Earlier this week, 12 senators, led by Tom Harkin (D-IA), introduced the Complete Streets Act of 2011 (S.1056), a companion to the House bill we reported on a few weeks back. The purpose of the bills is to push states and metropolitan planning organizations to fully consider incorporating pedestrian and bicycle safety measures when roads are built or reconstructed.
Like the House version, the Senate bill would require states and MPOs to craft and adhere to complete streets policies. It goes further than the House bill, however, in that it also requires agencies to consider cyclists, pedestrians, and transit when building roads with federal funds. Both bills have been weakened from a previous incarnation, however — they no longer carry penalties for noncompliance.
Complete streets are streets with safe places for everyone, whether they’re in a car, on foot, on a bicycle, or riding transit. Some “street treatments” that are used to make streets more complete are sidewalks, bike lanes, special bus lanes, comfortable and accessible public transportation stops, frequent and safe crossing opportunities, median islands, accessible pedestrian signals, curb extensions, narrower travel lanes, and roundabouts, just to name a few.

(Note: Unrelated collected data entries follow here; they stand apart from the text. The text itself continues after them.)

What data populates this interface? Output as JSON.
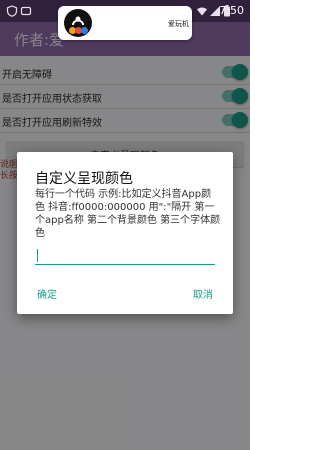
{
  "status_bar": {
    "time": "7:50"
  },
  "app_bar": {
    "title": "作者:爱"
  },
  "settings": [
    {
      "label": "开启无障碍"
    },
    {
      "label": "是否打开应用状态获取"
    },
    {
      "label": "是否打开应用刷新特效"
    }
  ],
  "custom_button": {
    "label": "自定义呈现颜色"
  },
  "hint_text": {
    "line1": "说明",
    "line2": "长按"
  },
  "notification": {
    "text": "爱玩机"
  },
  "dialog": {
    "title": "自定义呈现颜色",
    "message": "每行一个代码 示例:比如定义抖音App颜色 抖音:ff0000:000000 用\":\"隔开 第一个app名称 第二个背景颜色 第三个字体颜色",
    "input_value": "",
    "confirm_label": "确定",
    "cancel_label": "取消"
  },
  "colors": {
    "accent": "#1a9c8b",
    "app_bar": "#8e6aa8"
  }
}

Twenty-five states and more than 200 local jurisdictions have adopted Complete Streets policies. Every state except Maine, Nevada, Alaska and South Dakota has at least one city or town that has enacted a Complete Streets policy, according to a recent report [PDF]. According to the National Complete Streets Coalition:
The power of the Complete Streets movement is that it fundamentally redefines what a street is intended to do, what goals a transportation agency is going to meet, and how the community will spend its transportation money. It breaks down the traditional separation of “highways,” “transit,” and “biking/walking,” and instead focuses on the desired outcome of a transportation system that supports safe use of the roadway for everyone, by whatever means they are traveling.